I couldn't think of anything else to do, so cursing our lack of thiefly
skills, I settled down around the corner from the door with Winterhawk to
wait. I amused myself by speculating about how many kids would want to be
shadowrunners like in the trids if they knew how much of shadowrunning was
just sitting around waiting for something to happen.
It was nearly an hour before anybody showed up; I was beginning to lose
feeling in my legs, wondering if the whole thing was worth it, when the
door to the outside opened. A skinny guy in a lab coat looked furtively
back and forth, then quickly drew out a key, and unlocked the door to the
downstairs area. When he dropped the key back in the pocket of his coat,
Winterhawk was already casting his spell. The guy slipped through the doorway
and closed the door, never looking backward. If he had, he would have seen
his maglock key floating lazily down the hall and into Winterhawk's waiting
hands. "What if he misses the key?" I asked him, standing up and stretching
out my cramped legs.
'Hawk shrugged. "Let's see if the door locks automatically. If it does,
I doubt if he'll miss it when he leaves."
I went down the hall and checked the lock; it did lock automatically. Returning
to my spot, I sat down to wait again.
The guy wasn't down there long. Only a few minutes passed before we heard
him coming up the stairs. Luck was with us: he opened the door and closed it
behind him without ever looking for the key. When he had left the building
and closed the exterior door, we were ready to go. Quietly, we made our
way to the door and opened it with the key, slipping through like a pair
It was pitch dark once we closed the door. We were standing on a stairway
that led downward, as expected. I fumbled around until I found a light switch,
which I flipped. A single naked bulb shown dully from the ceiling about halfway
down the stairs.
There was another door at the bottom. This one wasn't locked. I drew my
Predator, holding it ready with my right hand while I turned the doorknob with my
left. 'Hawk pressed back against the wall, ready for something to come flying
Nothing did. Behind the door was a large room, about five meters on a side.

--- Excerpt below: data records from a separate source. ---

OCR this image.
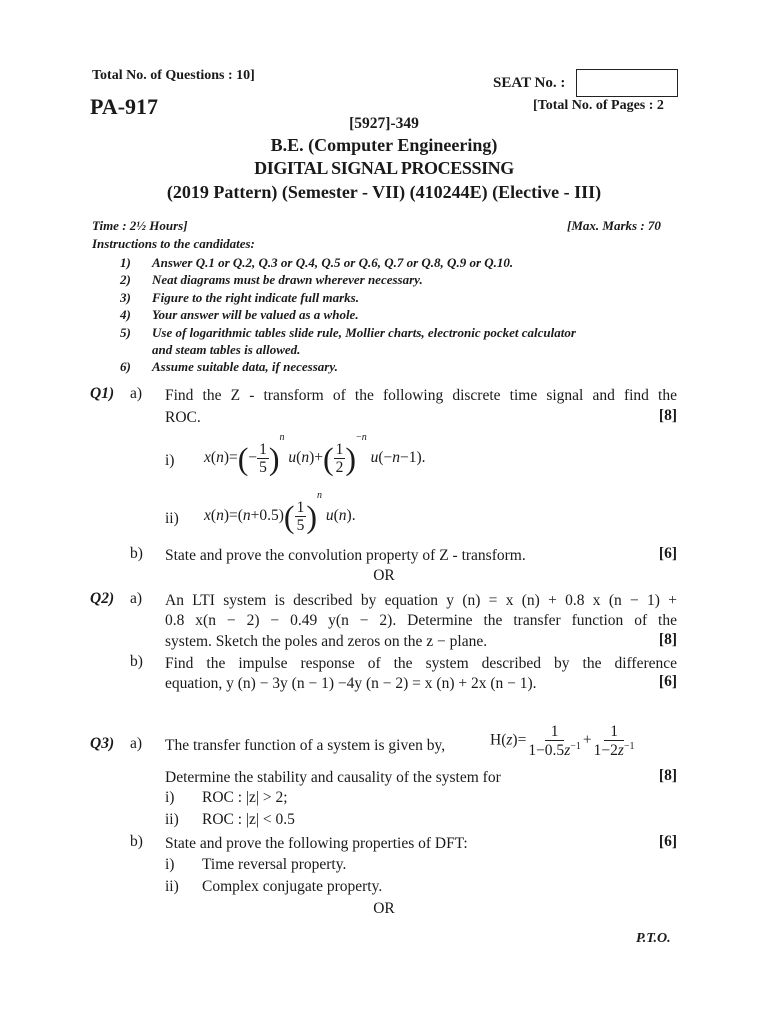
Total No. of Questions : 10]	SEAT No. :
PA-917	[Total No. of Pages : 2
[5927]-349
B.E. (Computer Engineering)
DIGITAL SIGNAL PROCESSING
(2019 Pattern) (Semester - VII) (410244E) (Elective - III)
Time : 2½ Hours]	[Max. Marks : 70
Instructions to the candidates:
1)	Answer Q.1 or Q.2, Q.3 or Q.4, Q.5 or Q.6, Q.7 or Q.8, Q.9 or Q.10.
2)	Neat diagrams must be drawn wherever necessary.
3)	Figure to the right indicate full marks.
4)	Your answer will be valued as a whole.
5)	Use of logarithmic tables slide rule, Mollier charts, electronic pocket calculator
and steam tables is allowed.
6)	Assume suitable data, if necessary.
Q1) a) Find the Z - transform of the following discrete time signal and find the
ROC.	[8]
i) $x(n)=(- \frac{1}{5} )^n$ $u(n)+( \frac{1}{2} )^{-n}$ u(−n−1).
ii) $x(n)=(n+0.5)( \frac{1}{5} )^n$ u(n).
b) State and prove the convolution property of Z - transform.	[6]
OR
Q2) a) An LTI system is described by equation y (n) = x (n) + 0.8 x (n − 1) +
0.8 x(n − 2) − 0.49 y(n − 2). Determine the transfer function of the
system. Sketch the poles and zeros on the z − plane.	[8]
b) Find the impulse response of the system described by the difference
equation, y (n) − 3y (n − 1) −4y (n − 2) = x (n) + 2x (n − 1).	[6]
Q3) a) The transfer function of a system is given by,	$H(z)= \frac{1}{1-0.5z^{-1}} + \frac{1}{1-2z^{-1}}$
Determine the stability and causality of the system for	[8]
i) ROC : |z| > 2;
ii) ROC : |z| < 0.5
b) State and prove the following properties of DFT:	[6]
i) Time reversal property.
ii) Complex conjugate property.
OR
P.T.O.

Another naked light bulb lit the room when I turned it on, revealing a desk
with a dataterminal, a chair, and two beds (more like gurneys, actually). There
was no other furniture in the room. I looked at 'Hawk and shrugged, but he
was already moving into the room.
We examined the area as quickly as we could, each of us casting occasional
glances toward the door as if we expected someone to burst in on us any minute.
"Look here," Winterhawk said from where he was looking at the gurney. I came
over, and he pointed out straps attached to the top and bottom ends. "Looks like
they held someone here against their will," he said, lifting one to look at it more
closely. "These are quite tough."
I nodded. "What about the computer?"
We moved to the desk and flipped on the computer. It looked like a standard
dataterminal, except that it didn't appear to be hooked up to the Matrix. I was
about to turn away when I spotted the chip hiding behind an old coffee cup. 'Hawk
slotted the chip, but when he tried to access its contents, all we saw on the screen
was a garbled mess. "Encrypted?" I asked, looking at the door again.
He shrugged. "How should I know? Maybe we botched it up. We can find out later,"
he added, sticking the chip in his pocket. "I don't think there's much more to
find here." He stood up and glanced at the door. "We'd best get out of here before
our friend returns."
"Yeah, I guess you're right," I said, disappointed. I didn't know what I was
hoping to find down here, but whatever it was, we hadn't found it. I was preparing
to follow 'Hawk to the door when I caught sight of something out of the corner of
my eye: something pushed under the desk. "Wait a second," I said, ducking
down to pick up the item. When I saw what it was, I held it up where 'Hawk could
see it. "I think things just got more interesting," I told him quietly.
I was holding a battered, dirty Seattle Seahawks cap. One that looked very
much like the one Tommy T was wearing in his picture.